How much pre-writing planning do you do? Is it different for each story? Any tools you use and recommend?

Author: Autumn Macarthur

Autumn is an Australian writer of sweet home and family themed romance, who now lives in the UK just north of London with her husband, four very spoiled cats, and one fat guinea pig. As well as writing, she also thrifts, sews, makes raw vegan food, and gives thanks to God for all His blessings!

2 thoughts on “Don’t turn your characters into contortionists

  1. First off, let me say “Woo!”

    While I write shorter books that you do, I do make sure I have them carefully mapped out before I start writing.
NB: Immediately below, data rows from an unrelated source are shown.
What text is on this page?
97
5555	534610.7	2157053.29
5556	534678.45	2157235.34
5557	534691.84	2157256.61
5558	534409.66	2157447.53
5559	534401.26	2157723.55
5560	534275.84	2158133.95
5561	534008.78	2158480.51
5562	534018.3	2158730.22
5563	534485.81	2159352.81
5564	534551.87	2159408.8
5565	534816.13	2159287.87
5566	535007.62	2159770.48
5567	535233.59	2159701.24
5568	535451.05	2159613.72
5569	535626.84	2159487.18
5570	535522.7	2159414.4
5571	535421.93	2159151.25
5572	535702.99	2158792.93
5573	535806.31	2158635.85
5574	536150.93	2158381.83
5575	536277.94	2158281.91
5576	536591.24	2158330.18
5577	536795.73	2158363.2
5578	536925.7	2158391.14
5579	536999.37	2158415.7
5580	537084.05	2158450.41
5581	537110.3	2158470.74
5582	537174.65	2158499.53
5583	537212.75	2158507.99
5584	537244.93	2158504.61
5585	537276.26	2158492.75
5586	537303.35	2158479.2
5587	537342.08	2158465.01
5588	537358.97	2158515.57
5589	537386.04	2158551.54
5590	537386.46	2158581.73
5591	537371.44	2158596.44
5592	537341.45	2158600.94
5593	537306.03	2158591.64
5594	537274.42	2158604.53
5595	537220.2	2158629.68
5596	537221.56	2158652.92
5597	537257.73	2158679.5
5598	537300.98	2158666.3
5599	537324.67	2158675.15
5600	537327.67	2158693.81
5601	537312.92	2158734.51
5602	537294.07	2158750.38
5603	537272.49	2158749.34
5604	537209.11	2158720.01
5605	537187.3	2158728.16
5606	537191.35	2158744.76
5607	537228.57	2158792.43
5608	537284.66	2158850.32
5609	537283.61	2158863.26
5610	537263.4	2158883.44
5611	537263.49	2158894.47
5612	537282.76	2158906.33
I need to know the exact journey I want to take.

    That being said, I find that the stories that adhere most closely to my original path turn out to be some of my most boring work.

    Yet, I hate, hate, hate sitting at the computer tapping away without a plan. I won’t do it under most circumstances.

    So I need the plan, but I don’t need to follow it.

    It’s sort of like that way I do a road trip. I start out with a very specific destination in mind but then I notice a sign and announce, “Hey look! A 4-H Fair!” And instead of a trip to the art museum, I’m petting a goat.

    Does this make any sense at all? I began writing this comment without any plan at all. I hate doing that.

    • I think I’m going to find outlines work the same for me. I need the road map to get me started, but the diversions off the route are hopefully making it a more enjoyable trip! For the reader as well as for me, fingers crossed.